Children's show Musical Mornings with Mil’s Trills set for 2014 Edinburgh Festival Fringe
- Kelly Apter
- 15 July 2014
This article is from 2014
New York songwriter Amelia Robinson on her show that introduces music and instruments to all ages
Kelly Apter chats to Amelia Robinson, the New York uke player behind Mil’s Trills, a musical experience that will open everyone’s eyes to the wonders of new instruments
If helping your little one discover the joy of music and language is high on your list of priorities, but one more rendition of ‘Wheels on the Bus’ might tip you over the edge, then a refreshing wind is blowing in from New York. Singer and songwriter Amelia Robinson developed her interactive show, Mil’s Trills, to give children and their grown-ups a chance to sing, dance and explore together, but with a whole new repertoire of songs and instruments.
The show’s unique selling point (aside from Robinson herself, her gorgeous singing voice and heartwarming songs) is the guest musicians who pop in to each show. ‘That’s one of the most exciting and inspiring parts of Mil’s Trills,’ says Robinson, ‘to be introduced to often rare and unusual instruments from all over the world, and get to know each musician’s story. It’s breathtaking when a baby hears the sound of a sousaphone for the first time, and completely satisfying when you teach a grown-up something new about an instrument they’ve never heard of, like the West African gyil.’
Robinson herself plays the ukulele (‘a li’l instrument with a huge heart’, as she calls it) but her time is also spent ensuring the audience feels as much a part of the show as she does. ‘It’s about establishing a warm and welcoming atmosphere where everyone plays an important role,’ she says. ‘All ages, from babies to grandparents, can participate in interactive songs through singing, dancing, playing guessing games, exploring instruments, improvising lyrics and echoing rhythmic patterns.’
Robinson’s career to date has taken her from playing at Carnegie Hall in New York, to studying with Michael Nyman and having her music performed by the London Symphony Orchestra, as well as travelling through Asia and the Middle East, discovering new instruments and rhythms. But the birth of her niece found Robinson back in Brooklyn and moving in a new musical direction.
‘Like most people, I kind of fell into children’s music, or “everyone” music, as I’ve been calling it lately,’ she explains. ‘I found myself casually playing for my young niece and a small group of friends on occasion in the park. I wasn’t even playing children’s music at that time, but my songs (and the ukulele) were catchy and playful enough to transcend age barriers. Word of mouth spread like wildfire.’
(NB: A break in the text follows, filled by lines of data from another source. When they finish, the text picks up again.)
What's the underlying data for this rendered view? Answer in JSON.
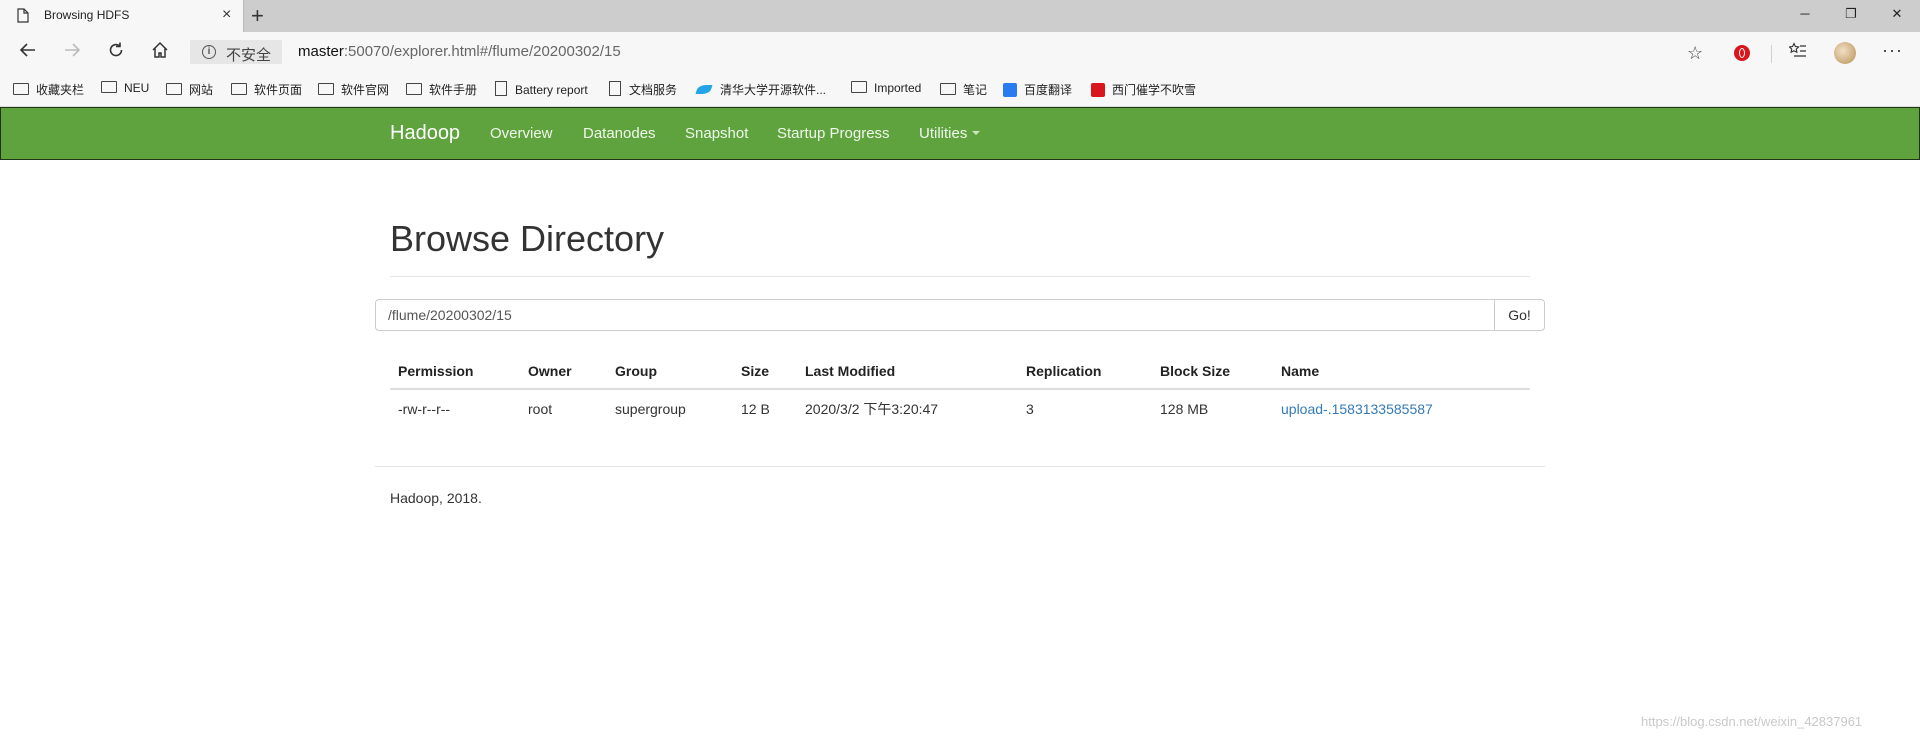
{
  "browser": {
    "tab_title": "Browsing HDFS",
    "tab_close": "×",
    "new_tab": "+",
    "win_min": "─",
    "win_restore": "❐",
    "win_close": "✕",
    "insecure_label": "不安全",
    "url_host": "master",
    "url_rest": ":50070/explorer.html#/flume/20200302/15"
  },
  "bookmarks": [
    {
      "label": "收藏夹栏",
      "icon": "folder-icon"
    },
    {
      "label": "NEU",
      "icon": "folder-icon"
    },
    {
      "label": "网站",
      "icon": "folder-icon"
    },
    {
      "label": "软件页面",
      "icon": "folder-icon"
    },
    {
      "label": "软件官网",
      "icon": "folder-icon"
    },
    {
      "label": "软件手册",
      "icon": "folder-icon"
    },
    {
      "label": "Battery report",
      "icon": "page-icon"
    },
    {
      "label": "文档服务",
      "icon": "page-icon"
    },
    {
      "label": "清华大学开源软件...",
      "icon": "tuna-icon"
    },
    {
      "label": "Imported",
      "icon": "folder-icon"
    },
    {
      "label": "笔记",
      "icon": "folder-icon"
    },
    {
      "label": "百度翻译",
      "icon": "baidu-translate-icon"
    },
    {
      "label": "西门催学不吹雪",
      "icon": "csdn-icon"
    }
  ],
  "hadoop_nav": {
    "brand": "Hadoop",
    "links": [
      "Overview",
      "Datanodes",
      "Snapshot",
      "Startup Progress",
      "Utilities"
    ]
  },
  "main": {
    "title": "Browse Directory",
    "path_value": "/flume/20200302/15",
    "go_label": "Go!",
    "columns": [
      "Permission",
      "Owner",
      "Group",
      "Size",
      "Last Modified",
      "Replication",
      "Block Size",
      "Name"
    ],
    "rows": [
      [
        "-rw-r--r--",
        "root",
        "supergroup",
        "12 B",
        "2020/3/2 下午3:20:47",
        "3",
        "128 MB",
        "upload-.1583133585587"
      ]
    ]
  },
  "footer": "Hadoop, 2018.",
  "watermark": "https://blog.csdn.net/weixin_42837961",
  "colors": {
    "navbar_green": "#5fa33e",
    "link_blue": "#337ab7",
    "tuna_blue": "#23a4e6",
    "baidu_blue": "#2b7bf0",
    "csdn_red": "#d9161c"
  }
}
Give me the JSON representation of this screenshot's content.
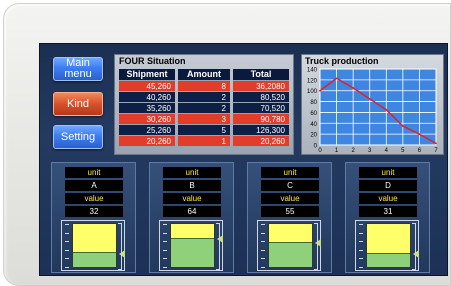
{
  "nav": {
    "main_menu": "Main\nmenu",
    "kind": "Kind",
    "setting": "Setting"
  },
  "table": {
    "title": "FOUR Situation",
    "headers": [
      "Shipment",
      "Amount",
      "Total"
    ],
    "rows": [
      {
        "shipment": "45,260",
        "amount": "8",
        "total": "36,2080",
        "highlight": true
      },
      {
        "shipment": "40,260",
        "amount": "2",
        "total": "80,520",
        "highlight": false
      },
      {
        "shipment": "35,260",
        "amount": "2",
        "total": "70,520",
        "highlight": false
      },
      {
        "shipment": "30,260",
        "amount": "3",
        "total": "90,780",
        "highlight": true
      },
      {
        "shipment": "25,260",
        "amount": "5",
        "total": "126,300",
        "highlight": false
      },
      {
        "shipment": "20,260",
        "amount": "1",
        "total": "20,260",
        "highlight": true
      }
    ]
  },
  "chart_data": {
    "type": "line",
    "title": "Truck production",
    "x": [
      0,
      1,
      2,
      3,
      4,
      5,
      6,
      7
    ],
    "y": [
      100,
      123,
      105,
      85,
      65,
      35,
      20,
      3
    ],
    "x_ticks": [
      "0",
      "1",
      "2",
      "3",
      "4",
      "5",
      "6",
      "7"
    ],
    "y_ticks": [
      "0",
      "20",
      "40",
      "60",
      "80",
      "100",
      "120",
      "140"
    ],
    "xlim": [
      0,
      7
    ],
    "ylim": [
      0,
      140
    ],
    "grid": true,
    "line_color": "#e0202a"
  },
  "tanks": [
    {
      "unit_label": "unit",
      "name": "A",
      "value_label": "value",
      "value": "32",
      "level": 0.32
    },
    {
      "unit_label": "unit",
      "name": "B",
      "value_label": "value",
      "value": "64",
      "level": 0.64
    },
    {
      "unit_label": "unit",
      "name": "C",
      "value_label": "value",
      "value": "55",
      "level": 0.55
    },
    {
      "unit_label": "unit",
      "name": "D",
      "value_label": "value",
      "value": "31",
      "level": 0.31
    }
  ],
  "colors": {
    "screen": "#1d3156",
    "table_highlight": "#e23c2a",
    "table_normal": "#0e1f45",
    "tank_fill": "#8fd07a",
    "tank_empty": "#ffff6a",
    "button_blue": "#3f7df0",
    "button_red": "#d6512c"
  }
}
Raised in Brooklyn, Robinson was part of a weekly music group, led by an inspiring mentor who helped young people grow up feeling ‘secure and inspired’. Mil’s Trills is, says Robinson, an opportunity for her to pay that good experience forward. ‘It gives children a chance to join the band and be a part of the show so that they too can have a place to be their true selves.’
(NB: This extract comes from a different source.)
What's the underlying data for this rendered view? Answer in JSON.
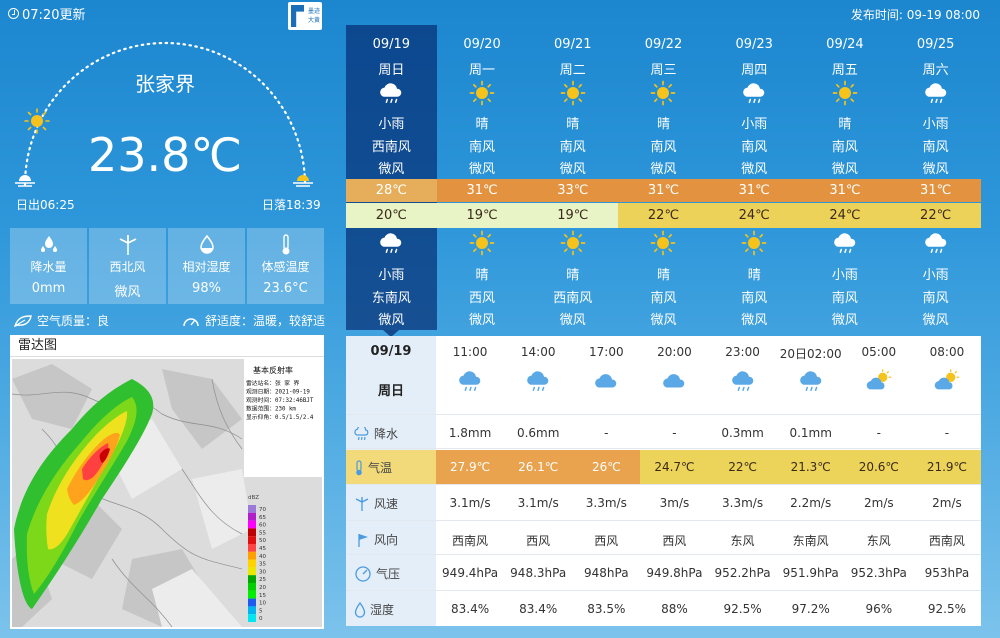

Robinson’s show is in constant demand in New York, where she has also released an album, Everyone Together Now, the lyrics from which are on her website should anyone wish to bone up in advance. However you and your young charge choose to engage with Robinson’s show, she’s ready to adapt accordingly. ‘Each audience is different, and therefore each show will be different. That’s the most exciting part of live music.’
Musical Mornings with Mil’s Trills, Pleasance Courtyard, Pleasance, 0131 556 6550, 2–17 Aug (not 11), 10.30am, 11.30am, £7–£9 (£6.50–£7.50). Previews 30 Jul–1 Aug, £6.50.